Feature Realty sued Spokane over a delay in a permit request. The trial court granted summary judgment, but the Supreme Court reversed. For the second go-round, Feature hired Jerry Neal (a partner in Preston Gates & Ellis) and a California attorney named Terrence Butler. They reached a settlement -- but the city backed out because the settlement had violated the Open Public Meetings Act. Feature went to federal court, but E.D. Wash. and the 9th Cir. agreed that the settlement was void.
So Feature sued Neal, Butler, and Neal's law firm for malpractice -- in California. Since the underlying representation was in Washington, the firm moved to stay the complaint based on forum non conveniens and Neal moved to quash the subpoena for lack of personal jurisdiction. Feature tried to keep alive its suit against Butler (the California lawyer) in California, but the California court said huh-uh, so Feature filed in King County and voluntarily dismissed its California suit.

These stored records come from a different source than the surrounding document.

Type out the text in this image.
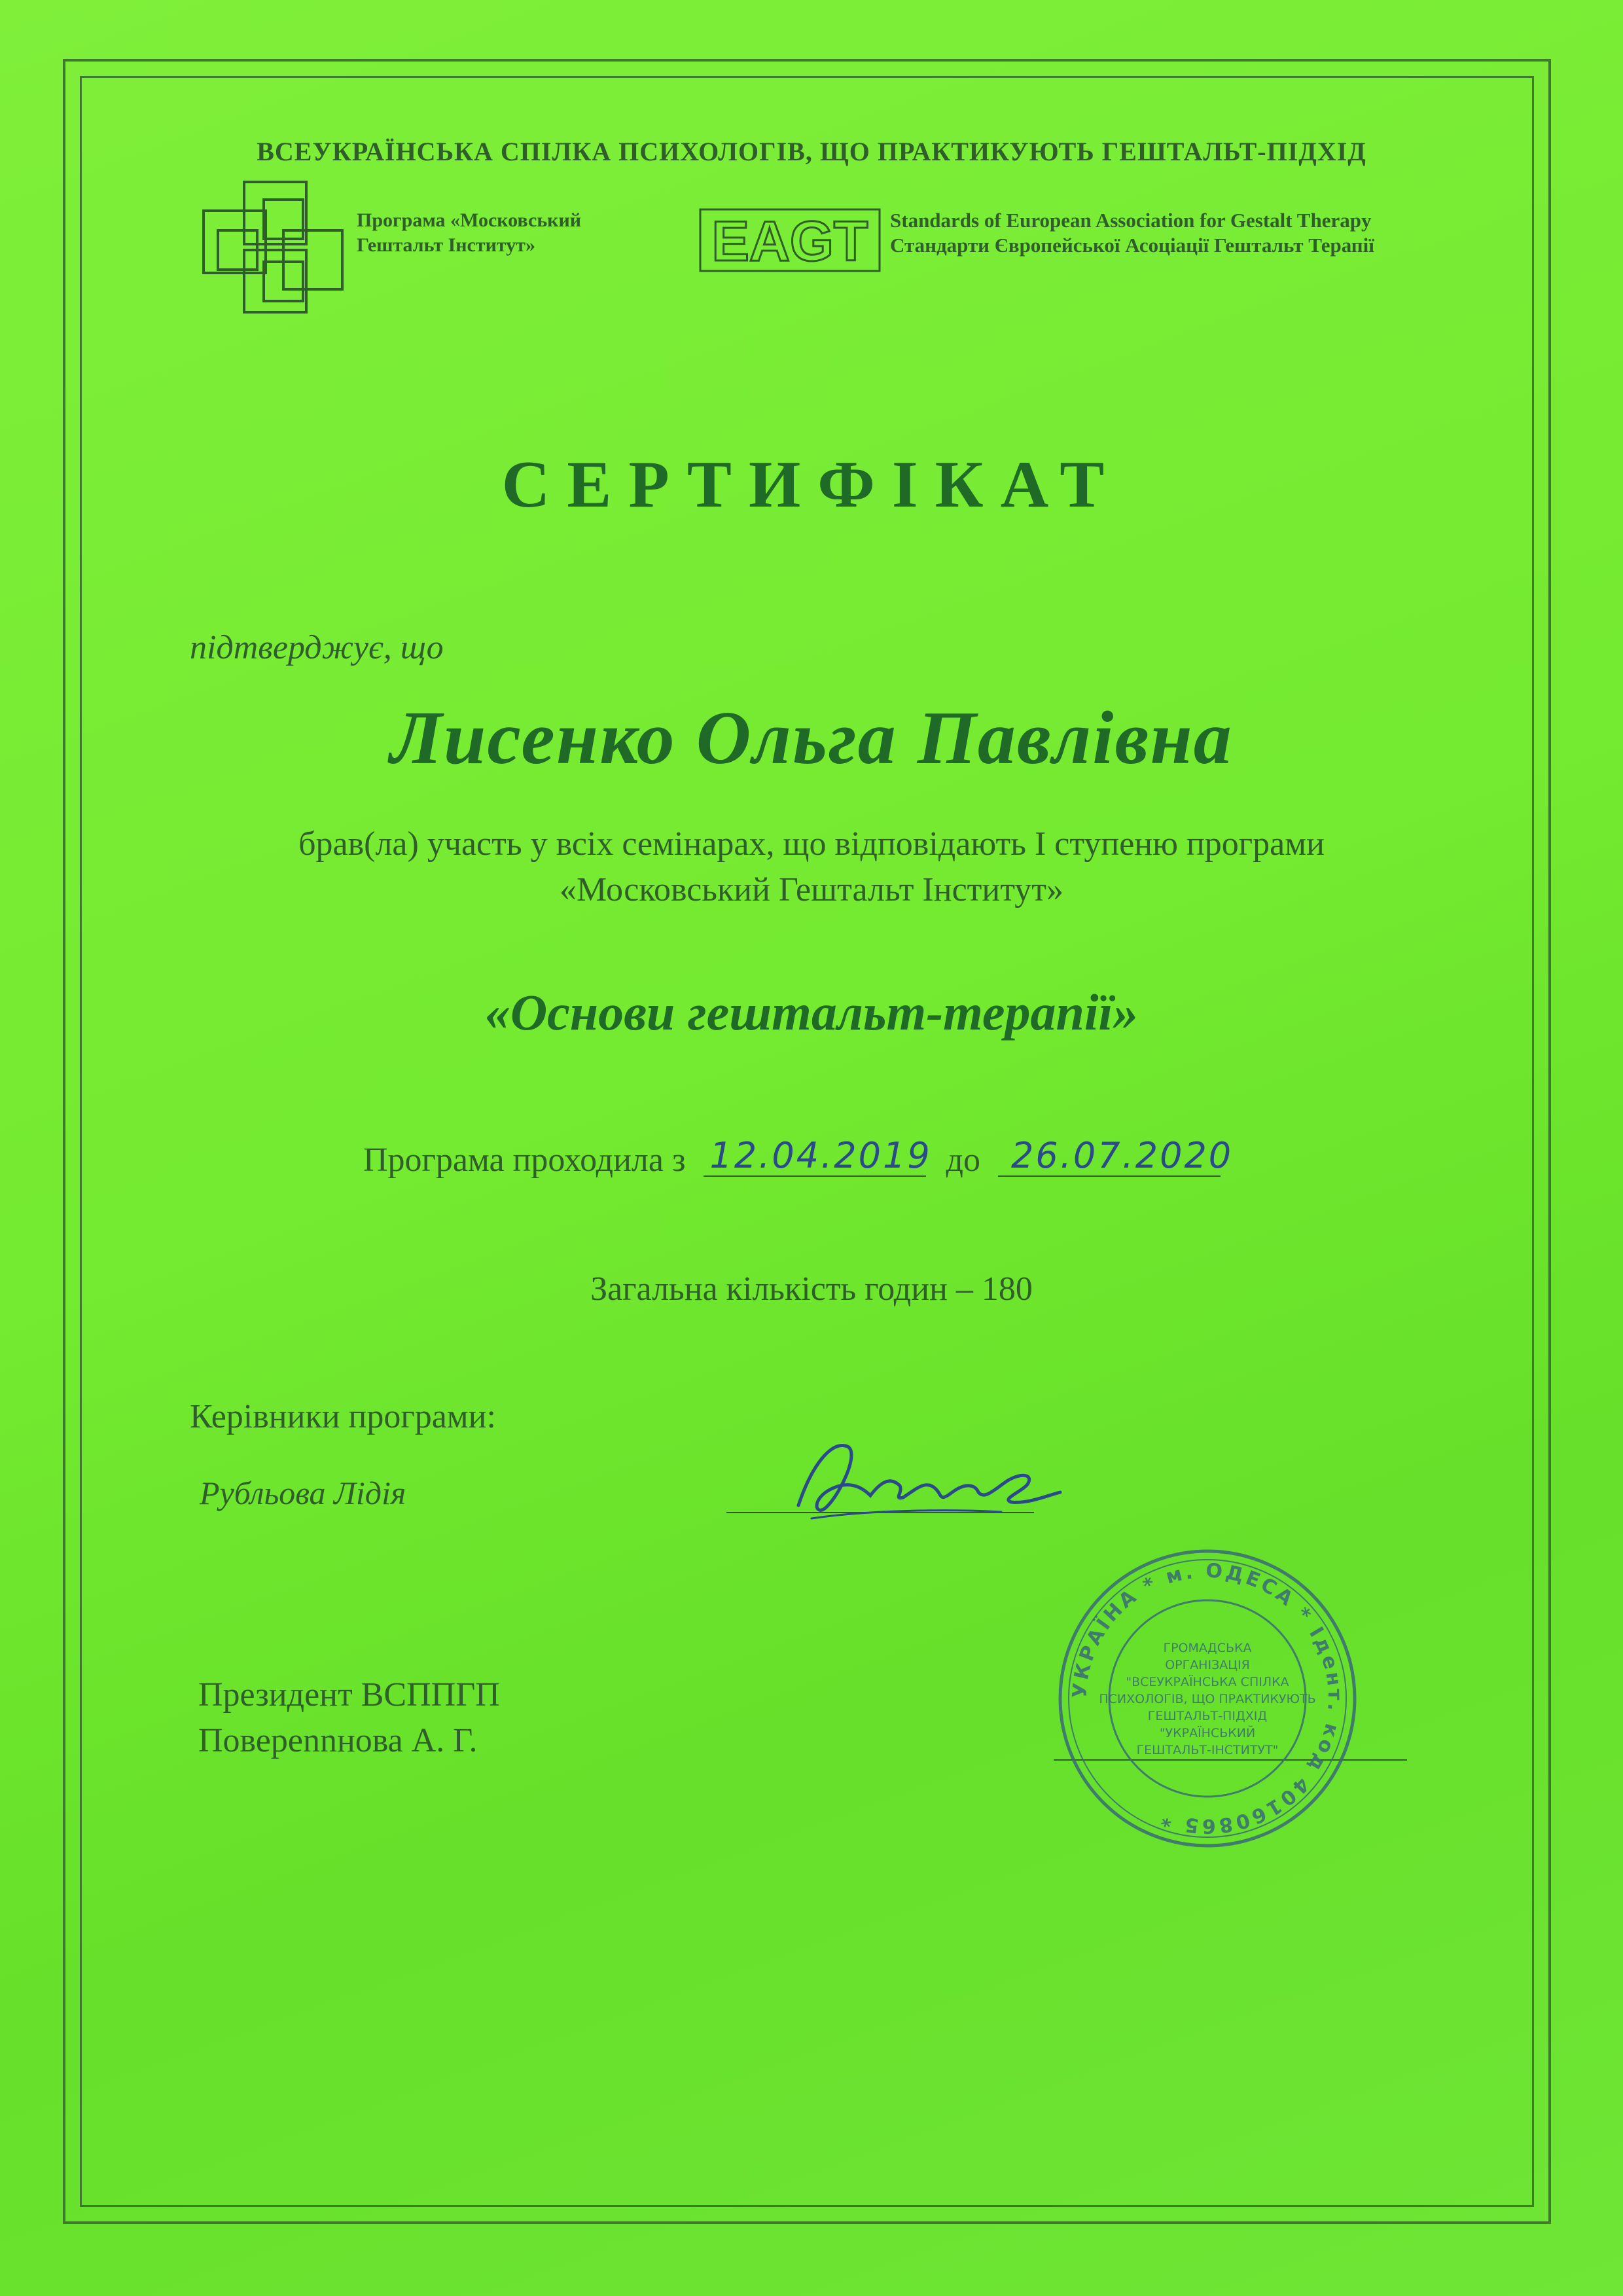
ВСЕУКРАЇНСЬКА СПІЛКА ПСИХОЛОГІВ, ЩО ПРАКТИКУЮТЬ ГЕШТАЛЬТ-ПІДХІД
Програма «Московський
Гештальт Інститут»	EAGT Standards of European Association for Gestalt Therapy
Стандарти Європейської Асоціації Гештальт Терапії
СЕРТИФІКАТ
підтверджує, що
Лисенко Ольга Павлівна
брав(ла) участь у всіх семінарах, що відповідають І ступеню програми
«Московський Гештальт Інститут»
«Основи гештальт-терапії»
Програма проходила з 12.04.2019 до 26.07.2020
Загальна кількість годин – 180
Керівники програми:
Рубльова Лідія
Президент ВСППГП
Поверennнова А. Г.
УКРАЇНА * м. ОДЕСА * Ідент. код 40160865 *
ГРОМАДСЬКА
ОРГАНІЗАЦІЯ
"ВСЕУКРАЇНСЬКА СПІЛКА
ПСИХОЛОГІВ, ЩО ПРАКТИКУЮТЬ
ГЕШТАЛЬТ-ПІДХІД
"УКРАЇНСЬКИЙ
ГЕШТАЛЬТ-ІНСТИТУТ"
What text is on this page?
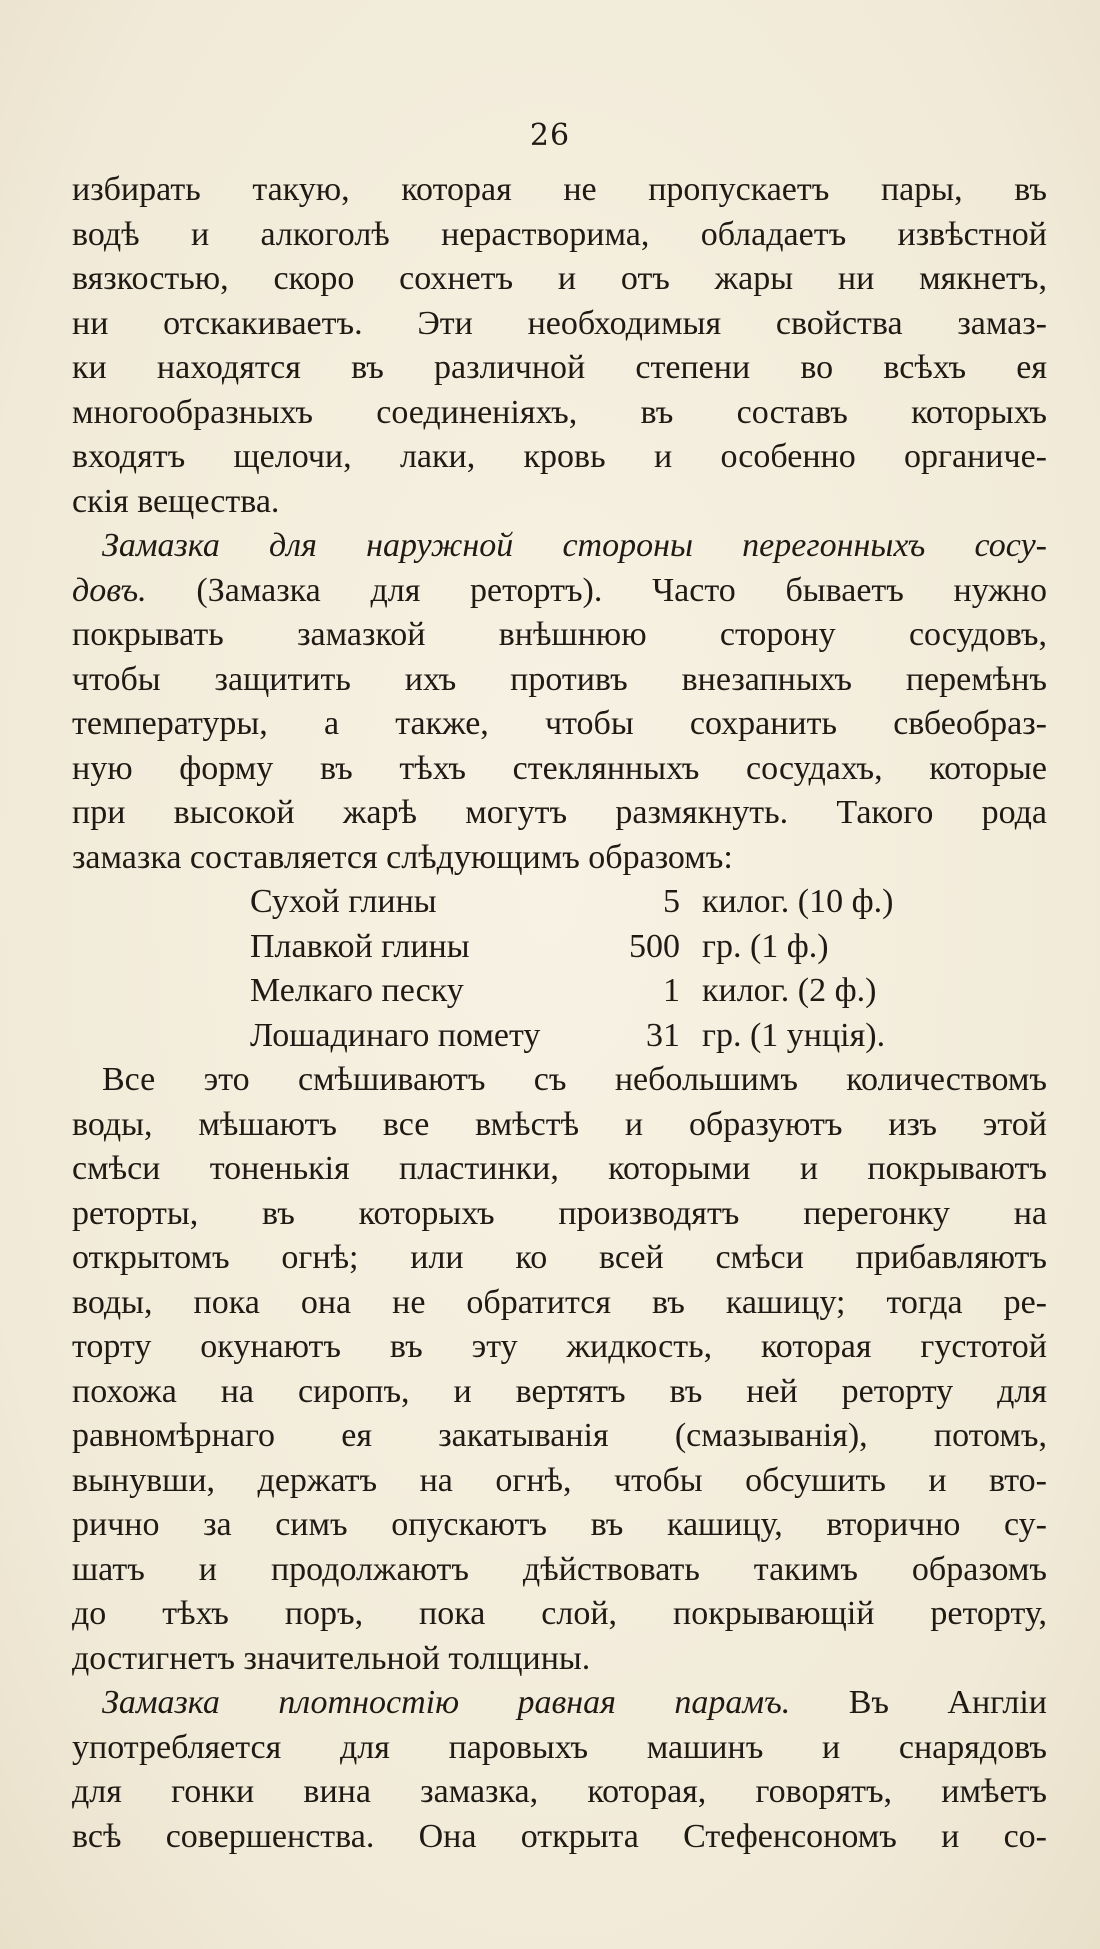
26
избирать такую, которая не пропускаетъ пары, въ
водѣ и алкоголѣ нерастворима, обладаетъ извѣстной
вязкостью, скоро сохнетъ и отъ жары ни мякнетъ,
ни отскакиваетъ. Эти необходимыя свойства замаз-
ки находятся въ различной степени во всѣхъ ея
многообразныхъ соединеніяхъ, въ составъ которыхъ
входятъ щелочи, лаки, кровь и особенно органиче-
скія вещества.
Замазка для наружной стороны перегонныхъ сосу-
довъ. (Замазка для ретортъ). Часто бываетъ нужно
покрывать замазкой внѣшнюю сторону сосудовъ,
чтобы защитить ихъ противъ внезапныхъ перемѣнъ
температуры, а также, чтобы сохранить свбеобраз-
ную форму въ тѣхъ стеклянныхъ сосудахъ, которые
при высокой жарѣ могутъ размякнуть. Такого рода
замазка составляется слѣдующимъ образомъ:
Сухой глины	5 килог. (10 ф.)
Плавкой глины	500 гр. (1 ф.)
Мелкаго песку	1 килог. (2 ф.)
Лошадинаго помету	31 гр. (1 унція).
Все это смѣшиваютъ съ небольшимъ количествомъ
воды, мѣшаютъ все вмѣстѣ и образуютъ изъ этой
смѣси тоненькія пластинки, которыми и покрываютъ
реторты, въ которыхъ производятъ перегонку на
открытомъ огнѣ; или ко всей смѣси прибавляютъ
воды, пока она не обратится въ кашицу; тогда ре-
торту окунаютъ въ эту жидкость, которая густотой
похожа на сиропъ, и вертятъ въ ней реторту для
равномѣрнаго ея закатыванія (смазыванія), потомъ,
вынувши, держатъ на огнѣ, чтобы обсушить и вто-
рично за симъ опускаютъ въ кашицу, вторично су-
шатъ и продолжаютъ дѣйствовать такимъ образомъ
до тѣхъ поръ, пока слой, покрывающій реторту,
достигнетъ значительной толщины.
Замазка плотностію равная парамъ. Въ Англіи
употребляется для паровыхъ машинъ и снарядовъ
для гонки вина замазка, которая, говорятъ, имѣетъ
всѣ совершенства. Она открыта Стефенсономъ и со-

But Feature hadn't timely served the defendants. So it requested dismissal and refiled in King County. The defendants won a motion to have the case transferred to Spokane. And then they moved for summary judgment and won based on CR 41(a)(4):
Unless otherwise stated in the order of dismissal, the [voluntary] dismissal is without prejudice, except that an order of dismissal operates as an adjudication upon the merits when obtained by a plaintiff who has once dismissed an action based on or including the same claim in any court of the United States or of any state.In other words, you get one voluntary dismissal free, but the second one counts. One issue on appeal is whether the California appeal should count.
And you thought Civil Procedure was over after your 1L year!